Komisi Pemberantasan Korupsi (KPK) memeriksa pihak leasing sebagai saksi dari kasus dugaan penerimaan suap yang menjerat Bupati Kuansing non aktif Suhardiman Amby. Pihak leasing diperiksa karena sebagai pemberi kredit kendaraan pada kasus dugaan suap tersebut.
Penyidik KPK memeriksa untuk menggali mekanisme pembelian kendaraan mewah oleh Zulkarnain (ZKN) untuk menyuap Suhardiman demi kenaikan jabatan sebagai Sekda Kuansing.
Artinya penyidik juga membutuhkan keterangan dari pihak leasing bagaimana mekanisme pembelian yang dilakukan oleh saudara ZKN,”
kata Juru Bicara KPK Budi Prasetyo, Jumat 3 Juli 2026.
Zulkarnain diduga beli Toyota Land Cruiser 300 GR-S secara kredit dengan tenor lima tahun menggunakan nama orang lain.
Penyidik ingin menggali pembayaran kredit Zulkarnain saat membeli mobil mewah itu.
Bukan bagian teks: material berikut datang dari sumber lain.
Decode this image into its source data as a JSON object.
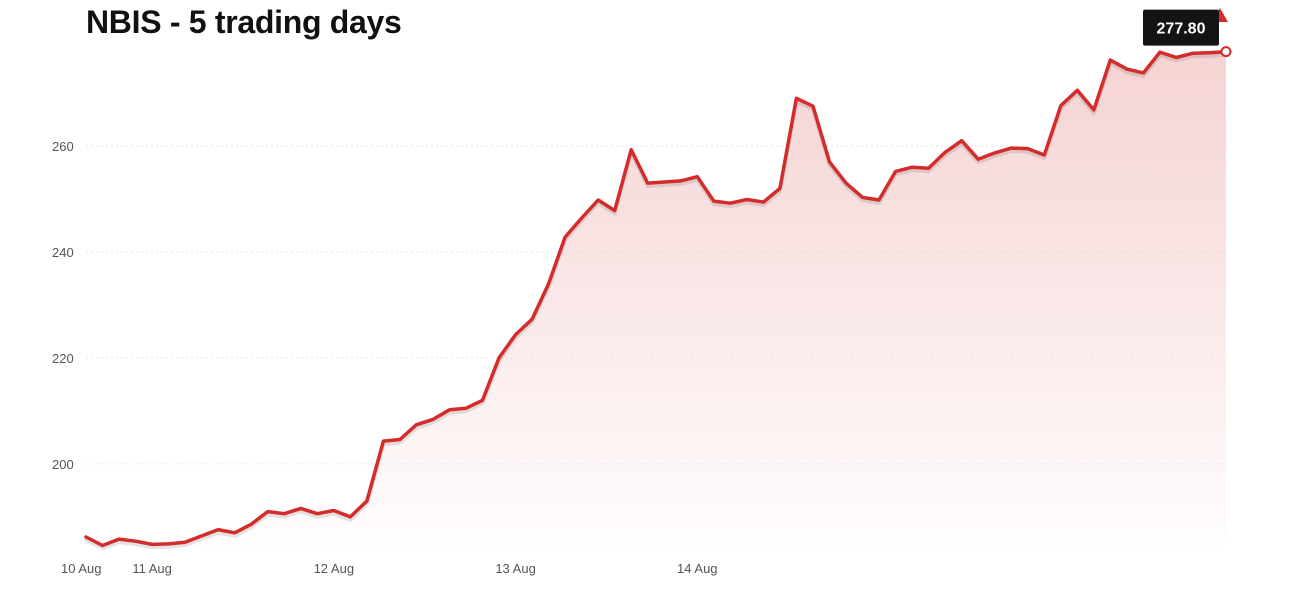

Tentunya penting juga gitu kan, untuk nanti selain proses pembuktian tapi juga proses asset recovery ke depannya,”
jelas Budi.
Dalam perkara ini, Suhardiman membuka lelang jabatan posisi Sekda pada April 2025. Dia memberi syarat kepada para calon Sekda dengan imbalan mobil sebagai suap.
Zulkarnain menyanggupi permintaan demi jabatan kursi Sekda. Saat itu, ia masih menjabat sebagai Kadis PUPR Pemkab Kuansing.
Adapun dia beli satu unit Toyota Land Cruiser 300 GR-S seharga Rp2,05 miliar di salah satu showroom kawasan Jabodetabek. Karena profil keuangan tak memenuhi syarat untuk beli secara tunai, Zulkarnain memutuskan pakai sistem kredit senilai Rp46,5 juta per bulan, dengan tenor 5 tahun
Meski proses kreditnya diterima, Zulkarnain meminjam identitas Ardiles selaku Dirut PT Mitra Ideal Consultant (MIC), untuk memuluskan rencananya. Sebagai balas budi, Zulkarnain meloloskan PT MIC dalam berbagai proyek di Pemkab Kuansing periode 2022-2026.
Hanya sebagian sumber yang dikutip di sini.